Big Data, Big Open Source Tools
Feb 25, 2011 5:00 AM PT
Enterprises are grappling with the skyrocketing amount of data they have to handle as that data proliferates into the terabyte and petabyte stage.
Datasets that large are known as "big data" to IT practitioners.
Relational databases and desktop statistics or visualization packages can't handle big data; instead, massively parallel software running on up to thousands of servers is needed to do the job.
Many businesses turn to open source tools, such as Apache's Hadoop, when working with big data. For example, Twitter sends logging messages to Hadoop and writes the data directly into HDFS, the Hadoop Distributed File System.
Hadoop can support data-intensive applications ranging up to thousands of nodes and multiple petabytes, David Hill, principal at Mesabi Group, told LinuxInsider. It has received wide acceptance.
However, the term "big data" is just a general term for many different types of applications, and Hadoop won't be suitable in every case, Hill warned.
The capture, storage and analysis of big data depends on the nature of the particular application, Hill stated. For example, scale-out network attached storage such as EMC's Isilon or IBM's SONAS (Scale Out Network Attached Storage), might be better for use with unstructured data such as photographs or videos rather than a tool such as Hadoop, he suggested.
Types of Big Data Work
Working with big data can be classified into three basic categories, Mike Minelli, executive vice president at Revolution Analytics, told LinuxInsider.
One is information management, a second is business intelligence, and the third is advanced analytics, Minelli said.
Information management captures and stores the information, BI analyzes data to see what has happened in the past, and advanced analytics is predictive, looking at what the data indicates for the future, Minelli said.
Revolution analytics offers the open source R language and Revolution R Enterprise. These provide advanced analytics for terabyte-class datasets. Revolution Analytics is developing connectors to Hadoop and capabilities for R to run jobs on Google's Map/Reduce framework, Minelli said.
Tools for working with Big Data
IBM's Netezza in its InfoSphere products, Oracle's Exadata, and EMC's Greenplum are other proprietary tools for working on big data.
EMC has introduced a free community edition of its Greenplum database. This community edition is software-only, Mesabi Group's Hill remarked.
Greenplum Community Edition doesn't compete with Hadoop; instead, it's "a project whose aims are to incorporate best of breed technologies together to provide the best choice of platform," Luke Lonergan, vice president and chief technology officer of the EMC Data Computing Products Division, told LinuxInsider.
The initial release of Greenplum Community Edition includes three collaborative modules -- Greenplum DB, MADlib, and Alpine Miner, Lonergan said.
"The version of Greenplum DB included is an advanced development version that will provide rapid innovation, MADlib provides a collection of machine learning and data mining algorithms, and Alpine Miner provides a visual data mining environment that runs its algorithms directly inside Greenplum DB," Lonergan elaborated.
Open source tools for big data include Hadoop, Map/Reduce, and Jaspersoft business intelligence tools.
Jaspersoft offers business intelligence tools that provide reporting, analysis and ETL (extract, transform and load) for massively parallel analytic databases including EMC Greenplum and HP Vertica. A version for IBM Netezza is in the works, Andrew Lampitt, director of business intelligence at Jaspersoft, told LinuxInsider.
Jaspersoft also provides native reporting through open source connectors for Hadoop and various types of NoSQL databases including MongoDB, Riak, CouchDB and Infinispan.
Further, Jaspersoft has an open source bridge to the R advanced analytics product from Revolution Analytics.
Open Source vs Proprietary Tools
Open source tools provide insight into the code so developers can find out what's inside when they do integration, Jaspersoft's Lampitt said.
"In almost every instance, open source analytics will be more cost-effective and more flexible than traditional proprietary solutions," Revolution Analytics' Minelli said.

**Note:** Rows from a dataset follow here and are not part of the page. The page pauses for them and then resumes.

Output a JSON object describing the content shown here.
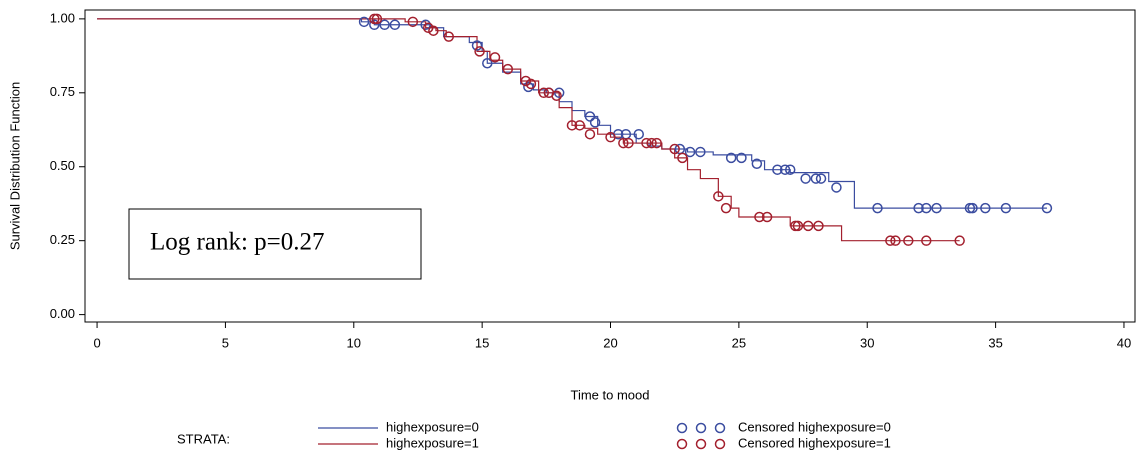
{
  "chart_data": {
    "type": "step",
    "xlabel": "Time to mood",
    "ylabel": "Survival Distribution Function",
    "annotation": "Log rank: p=0.27",
    "legend_title": "STRATA:",
    "xlim": [
      -0.47,
      40.43
    ],
    "ylim": [
      -0.025,
      1.03
    ],
    "xticks": [
      0,
      5,
      10,
      15,
      20,
      25,
      30,
      35,
      40
    ],
    "yticks": [
      {
        "value": 0,
        "label": "0.00"
      },
      {
        "value": 0.25,
        "label": "0.25"
      },
      {
        "value": 0.5,
        "label": "0.50"
      },
      {
        "value": 0.75,
        "label": "0.75"
      },
      {
        "value": 1,
        "label": "1.00"
      }
    ],
    "series": [
      {
        "name": "highexposure=0",
        "color": "#3b4da0",
        "x": [
          0,
          10.3,
          10.8,
          12.5,
          13.0,
          13.5,
          14.5,
          15.0,
          15.2,
          15.8,
          16.5,
          17.0,
          17.5,
          18.0,
          18.5,
          19.0,
          19.5,
          20.0,
          21.0,
          21.5,
          22.0,
          23.0,
          24.0,
          25.5,
          26.0,
          27.0,
          28.5,
          29.5,
          37.0
        ],
        "values": [
          1.0,
          0.99,
          0.98,
          0.98,
          0.97,
          0.94,
          0.92,
          0.89,
          0.85,
          0.82,
          0.78,
          0.76,
          0.75,
          0.72,
          0.69,
          0.67,
          0.64,
          0.61,
          0.58,
          0.57,
          0.56,
          0.55,
          0.54,
          0.52,
          0.49,
          0.48,
          0.45,
          0.36,
          0.36
        ]
      },
      {
        "name": "highexposure=1",
        "color": "#a3202e",
        "x": [
          0,
          10.8,
          12.0,
          12.8,
          13.2,
          13.6,
          14.8,
          15.3,
          15.8,
          16.5,
          17.2,
          18.0,
          18.5,
          19.0,
          19.5,
          20.0,
          20.5,
          21.0,
          22.0,
          22.5,
          23.0,
          23.5,
          24.2,
          24.7,
          25.0,
          26.5,
          27.0,
          29.0,
          33.6
        ],
        "values": [
          1.0,
          1.0,
          0.99,
          0.97,
          0.96,
          0.94,
          0.89,
          0.86,
          0.83,
          0.79,
          0.75,
          0.7,
          0.64,
          0.63,
          0.61,
          0.6,
          0.58,
          0.58,
          0.56,
          0.53,
          0.49,
          0.46,
          0.4,
          0.36,
          0.33,
          0.33,
          0.3,
          0.25,
          0.25
        ]
      }
    ],
    "censored_series": [
      {
        "name": "Censored highexposure=0",
        "color": "#3b4da0",
        "x": [
          10.4,
          10.8,
          11.2,
          11.6,
          12.8,
          14.8,
          15.2,
          16.8,
          17.6,
          18.0,
          19.2,
          19.4,
          20.3,
          20.6,
          21.1,
          22.7,
          23.1,
          23.5,
          24.7,
          25.1,
          25.7,
          26.5,
          26.8,
          27.0,
          27.6,
          28.0,
          28.2,
          28.8,
          30.4,
          32.0,
          32.3,
          32.7,
          34.0,
          34.1,
          34.6,
          35.4,
          37.0
        ],
        "values": [
          0.99,
          0.98,
          0.98,
          0.98,
          0.98,
          0.91,
          0.85,
          0.77,
          0.75,
          0.75,
          0.67,
          0.65,
          0.61,
          0.61,
          0.61,
          0.56,
          0.55,
          0.55,
          0.53,
          0.53,
          0.51,
          0.49,
          0.49,
          0.49,
          0.46,
          0.46,
          0.46,
          0.43,
          0.36,
          0.36,
          0.36,
          0.36,
          0.36,
          0.36,
          0.36,
          0.36,
          0.36
        ]
      },
      {
        "name": "Censored highexposure=1",
        "color": "#a3202e",
        "x": [
          10.8,
          10.9,
          12.3,
          12.9,
          13.1,
          13.7,
          14.9,
          15.5,
          16.0,
          16.7,
          16.9,
          17.4,
          17.6,
          17.9,
          18.5,
          18.8,
          19.2,
          20.0,
          20.5,
          20.7,
          21.4,
          21.6,
          21.8,
          22.5,
          22.8,
          24.2,
          24.5,
          25.8,
          26.1,
          27.2,
          27.3,
          27.7,
          28.1,
          30.9,
          31.1,
          31.6,
          32.3,
          33.6
        ],
        "values": [
          1.0,
          1.0,
          0.99,
          0.97,
          0.96,
          0.94,
          0.89,
          0.87,
          0.83,
          0.79,
          0.78,
          0.75,
          0.75,
          0.74,
          0.64,
          0.64,
          0.61,
          0.6,
          0.58,
          0.58,
          0.58,
          0.58,
          0.58,
          0.56,
          0.53,
          0.4,
          0.36,
          0.33,
          0.33,
          0.3,
          0.3,
          0.3,
          0.3,
          0.25,
          0.25,
          0.25,
          0.25,
          0.25
        ]
      }
    ]
  }
}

"Data volumes are growing to the point where companies are being forced to scale up their infrastructure, and the proprietary license costs skyrocket along the way. With open source technology, you get the job done quicker and more accurately at a fraction of the price," he added.
Twitter's a case in point, opting for Hadoop because using proprietary tools would have just been too expensive.
Further, open source tools let enterprises create new analytic techniques to better handle unstructured data such as images and photographs, Minelli said.
"Open source analytics tools let you create innovative analytics that you can bake into your enterprise. In today's ultra-competitive global economy, you just can't wait for a traditional vendor to develop a new analytic technique," Minelli added.
As in other spheres of IT, we're likely to see a mix of open source and proprietary technologies being used to work with big data.
"Short-term, open source analytics will become more and more widely used and will grow virally," Minelli opined. "Over the longer term you'll see a mix or a blend of techniques in highly competitive markets. My guess is that both will remain viable and necessary."